Giancarlo Zizola ci ha lasciati. E' morto ieri mattina a Monaco di Baviera, dove aveva seguito per il quotidiano “Repubblica” il  meeting interreligioso della Comunità di S. Egidio.
Tra quanti si occupano di informazione religiosa e vaticana in particolare, in Italia ma non solo in Italia, era da molti considerato il migliore, il più attento, esperto ed equilibrato. Ma anche determinato nel difendere l'autonomia professionale dalle numerose pressioni che, sulla sua  attività di  vaticanista, non di rado venivano esercitate dagli ambienti ecclesiastici e curiali. Ciò anche negli anni immediatamente successivi al Concilio Vaticano II, che lo ebbero tra i più seguiti cronisti in quella stagione di rinnovamento come di durissimi scontri all'interno del mondo cattolico.

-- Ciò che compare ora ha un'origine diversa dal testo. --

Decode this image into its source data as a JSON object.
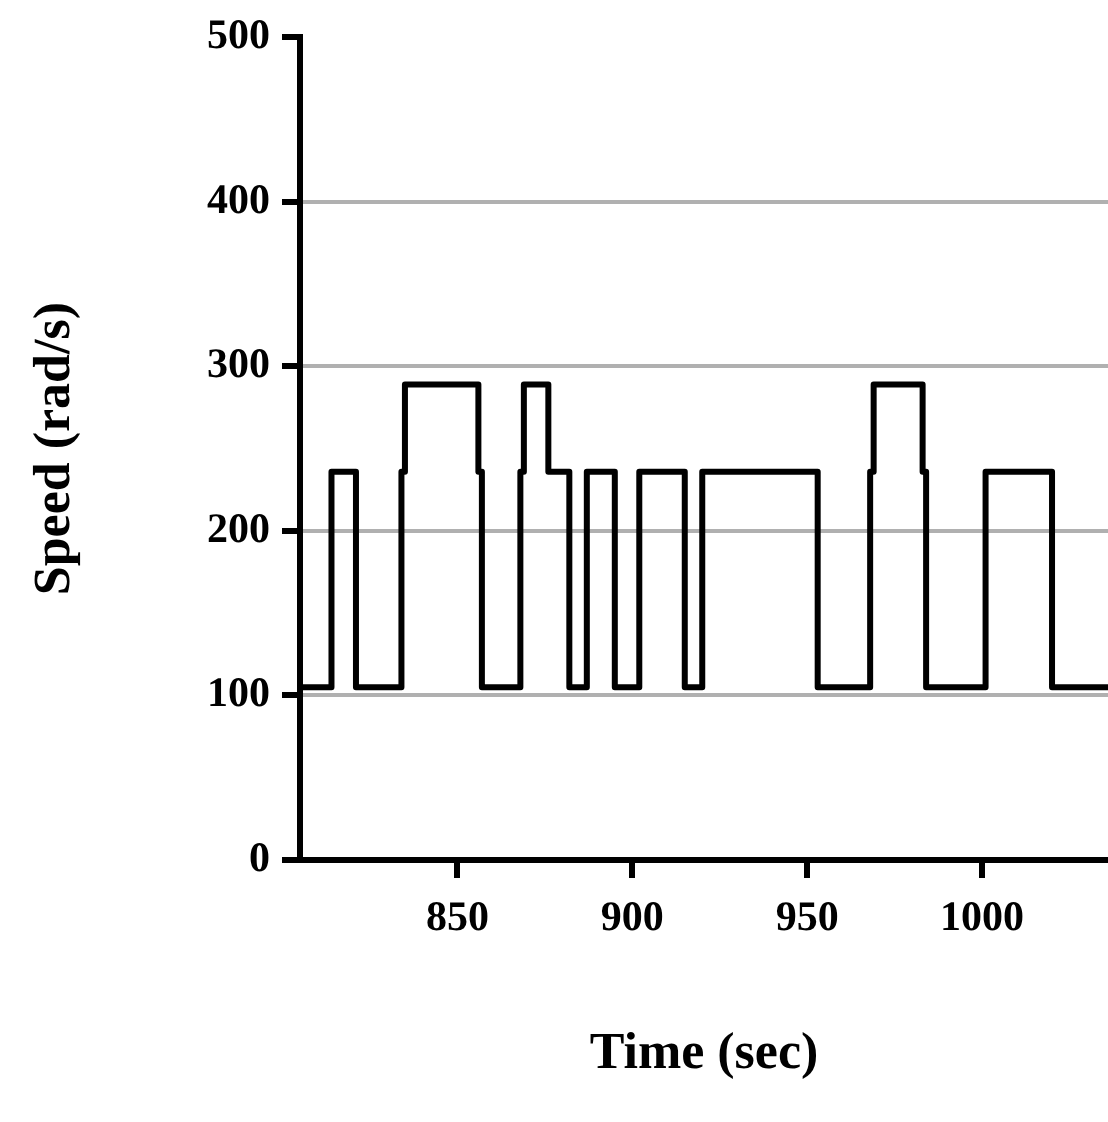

In questa triste occasione, è la “schiena dritta” di Giancarlo che vorrei brevemente ricordare ai tanti colleghi che seguono il sito. Non so quanti rammenteranno nelle  note biografiche di questi giorni, il suo licenziamento dal “Messaggero”, avvenuto il 26 aprile del 1968. Quell'episodio importante della sua vita, che per fortuna non riuscì a fermare la sua lunga e brillante carriera, fu in un certo senso all'origine del Movimento dei giornalisti democratici e coinvolse indirettamente anche me, che per aver solidarizzato con lui con una raccolta di firme fui richiamato all'ordine dal direttore generale della RAI.
Di come andò  è lui stesso a riferire nel suo libro “La santità e il potere”, edito due anni fa da Sperling & Kuper (pag. 110). Racconta Giancarlo Zizola che quel 26 aprile, alle cinque della sera, Alessandro Perrone, padrone – è il caso di dirlo – del giornale romano, lo fece chiamare nel suo ufficio e gli disse:.
“Signor Zizola, lei è licenziato”.
“E perché? risposi candidamente.
Il direttore cominciò a sfogliare con lentezza studiata Il Messaggero del giorno, spaginato sulla scrivania, finché non ebbe trovato il foglio e l'articolo che cercava, il mio: “Ecco”, disse puntando il dito e curvandosi sul mio pezzo. “Lei scrive che anche i teologi della morte di Dio possono contribuire alla purificazione dell'idea di Dio. Questo è avallare tesi comuniste inaccettabili in questo giornale”. “Direttore”, risposi, “vede bene come questo articolo io non lo ho firmato, ma solo siglato con le mie iniziali”.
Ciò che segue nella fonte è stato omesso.